Tam tersini düşünürsek, “Stadı tamamlanmış Beşiktaş, seyirci baskısı ile Vodafone Arena’da rakiplerini ezip geçer” diyenler çoğunlukta. Yukarıda tarif ettiğim model taraftar ve kongre üyesinin tamamı zaten böyle düşünüyor. Kazanılan şampiyonluğu stada ve kendilerinin verdiği desteğe bağlayacak, kaçan şampiyonluğun faturasını ise futbolculara ve hocaya keseceklerdir. Stadı bitirmiş başkan Fikret Orman şampiyonluk kaçsa da bedel ödemeyecektir. Oynadığı ‘kumar’ tutarsa istediği sürece Beşiktaş başkanı kalacaktır.
Ben yine de uyarayım. Beşiktaş’ın şampiyonluk garantilenmeden Vodafone Arena’da oynaması, kumardan öte sportif açıdan olabilecek en kötü tercihtir.
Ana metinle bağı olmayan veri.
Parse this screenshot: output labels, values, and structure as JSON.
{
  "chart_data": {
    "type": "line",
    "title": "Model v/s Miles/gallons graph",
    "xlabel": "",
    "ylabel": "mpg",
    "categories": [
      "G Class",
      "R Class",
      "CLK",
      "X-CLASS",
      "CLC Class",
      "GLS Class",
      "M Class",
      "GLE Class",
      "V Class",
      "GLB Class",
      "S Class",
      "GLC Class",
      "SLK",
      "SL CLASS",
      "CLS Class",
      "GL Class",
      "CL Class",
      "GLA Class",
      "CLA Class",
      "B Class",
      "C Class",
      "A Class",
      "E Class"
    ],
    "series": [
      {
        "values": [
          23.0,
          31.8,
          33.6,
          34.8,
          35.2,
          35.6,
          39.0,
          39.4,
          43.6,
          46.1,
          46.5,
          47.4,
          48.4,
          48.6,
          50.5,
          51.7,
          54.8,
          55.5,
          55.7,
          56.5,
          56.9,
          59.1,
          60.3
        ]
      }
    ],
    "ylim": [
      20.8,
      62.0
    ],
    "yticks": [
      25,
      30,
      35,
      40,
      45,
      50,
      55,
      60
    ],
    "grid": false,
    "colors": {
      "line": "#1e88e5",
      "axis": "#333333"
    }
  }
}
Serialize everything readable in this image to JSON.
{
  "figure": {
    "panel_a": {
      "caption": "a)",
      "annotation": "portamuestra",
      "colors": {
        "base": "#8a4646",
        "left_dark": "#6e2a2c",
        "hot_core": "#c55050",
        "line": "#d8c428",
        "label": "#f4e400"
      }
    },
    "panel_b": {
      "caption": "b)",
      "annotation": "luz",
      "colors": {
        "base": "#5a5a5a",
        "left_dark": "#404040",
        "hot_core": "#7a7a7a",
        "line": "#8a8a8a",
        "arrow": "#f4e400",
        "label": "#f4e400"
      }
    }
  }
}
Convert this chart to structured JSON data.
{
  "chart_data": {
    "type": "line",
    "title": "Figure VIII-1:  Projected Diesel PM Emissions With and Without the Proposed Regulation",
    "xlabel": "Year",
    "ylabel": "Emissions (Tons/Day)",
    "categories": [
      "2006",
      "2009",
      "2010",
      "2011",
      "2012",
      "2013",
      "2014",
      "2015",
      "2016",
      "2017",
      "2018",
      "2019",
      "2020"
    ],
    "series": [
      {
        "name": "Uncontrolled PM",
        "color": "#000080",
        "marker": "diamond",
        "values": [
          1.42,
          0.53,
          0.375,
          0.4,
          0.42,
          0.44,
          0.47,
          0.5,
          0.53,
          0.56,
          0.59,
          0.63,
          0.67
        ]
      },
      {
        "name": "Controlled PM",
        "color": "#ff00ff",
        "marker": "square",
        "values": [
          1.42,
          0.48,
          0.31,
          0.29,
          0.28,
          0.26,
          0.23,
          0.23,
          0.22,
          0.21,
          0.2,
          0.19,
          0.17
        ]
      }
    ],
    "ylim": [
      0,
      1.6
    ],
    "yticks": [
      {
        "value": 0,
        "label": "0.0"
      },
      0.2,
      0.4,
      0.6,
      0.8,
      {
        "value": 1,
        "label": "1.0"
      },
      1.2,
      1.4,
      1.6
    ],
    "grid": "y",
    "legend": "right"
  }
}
Umarım ben yanılırım, sizler bana ‘hain’ filan dersiniz. Aksi halde Beşiktaş kendi eliyle şampiyonluk ve Şampiyonlar Ligi’ne direkt katılma şansını azaltır normal şartlar altında. Ancak Yıldırım-Pereira ikilisinin tuhaf futbol yönetimi böyle devam ederse Beşiktaş tüm maçlarını dışarda da oynasa zaten şampiyon olacak ve bu yazının anlamı da kalmayacaktır.